Pada umumnya kecukupan Vitamin A pada orang dewasa didapat dari makanan yang di
konsumsi setiap hari. Demikian juga bagi anak anak selain didapat dari makanan juga dari
suplemen Vitamin A. sedangkan bagi bayi yang berumur kurang dari 6 bulan kebutuhan Vitamin
A diperoleh dari Air Susu Ibu (Sugiarno. 2010).
SUMBER VITAMIN A

Wortel Labu Bayam


Brokoli
Kuning

Kuning Hati
Susu
Telur Sapi
ANGKA KECUKUPAN GIZI VITAMIN
A
Halati (2006) menyatakan bahwa angka kecukupan gizi (AKG) anak balita
sekitar 350 Retinol Ekuivalen (RE). Angka ini dihitung dari kandungan vitamin A
dalam makanan nabati atau hewani yang dikonsumsi. Sebagai gambaran, angka 350
RE terdapat pada tiga butir telur atau 250 gram bayam. Jadi seorang anak balita
memenuhi kecukupan gizi vitamin A jika ia mengonsumsi tiga telur atau 250 gram
bayam dalam sehari.
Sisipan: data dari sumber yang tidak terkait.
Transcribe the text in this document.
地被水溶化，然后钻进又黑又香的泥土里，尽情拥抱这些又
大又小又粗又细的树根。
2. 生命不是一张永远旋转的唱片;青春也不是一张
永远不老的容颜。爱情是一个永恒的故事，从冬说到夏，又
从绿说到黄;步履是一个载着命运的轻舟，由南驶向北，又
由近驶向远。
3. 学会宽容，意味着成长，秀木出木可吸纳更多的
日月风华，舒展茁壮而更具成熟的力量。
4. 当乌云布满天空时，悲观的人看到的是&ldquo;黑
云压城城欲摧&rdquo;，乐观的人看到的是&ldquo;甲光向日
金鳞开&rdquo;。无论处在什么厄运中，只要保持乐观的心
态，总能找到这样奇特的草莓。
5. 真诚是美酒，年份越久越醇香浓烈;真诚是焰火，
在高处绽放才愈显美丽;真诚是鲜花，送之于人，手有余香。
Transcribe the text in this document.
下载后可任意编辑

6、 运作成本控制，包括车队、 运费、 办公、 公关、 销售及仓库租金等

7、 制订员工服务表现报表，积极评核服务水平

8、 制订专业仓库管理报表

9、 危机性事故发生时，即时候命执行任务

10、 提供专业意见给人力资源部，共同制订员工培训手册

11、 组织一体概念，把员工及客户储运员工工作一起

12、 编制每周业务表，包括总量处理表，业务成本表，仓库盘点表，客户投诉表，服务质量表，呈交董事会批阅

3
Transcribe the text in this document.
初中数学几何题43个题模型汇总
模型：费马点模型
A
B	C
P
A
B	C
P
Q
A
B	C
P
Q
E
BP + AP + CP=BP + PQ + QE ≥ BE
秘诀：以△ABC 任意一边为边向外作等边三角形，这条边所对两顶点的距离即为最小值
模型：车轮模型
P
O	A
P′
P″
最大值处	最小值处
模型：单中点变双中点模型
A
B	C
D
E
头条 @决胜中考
Tapi, tentu saja, seorang anak akan bosan jika terus menerus
diberi telur dan bayam, apalagi dalam jumlah besar.
Terdapat banyak sayuran dan buah yang mengandung vitamin A. Sayuran dan
buah yang mengandung AKG dalam jumlah besar, lebih dari 150 RE/100 gr, adalah
pepaya, bayam, kangkung, wortel, ubi jalar, mangga, dan sebagainya. Sementara
sumber makanan nabati dengan kandungan vitamin A lebih rendah, sekitar 1-60
RE/100 gr, terdapat pada jagung, semangka, tomat, pisang, belimbing, dan
sejenisnya. Untuk sumber makanan hewani, kandungan vitamin A dalam jumlah
besar terdapat pada telur, daging ayam dan hati. Sedangkan ikan, susu segar, dan
udang memiliki kandungan vitamin A tergolong kecil.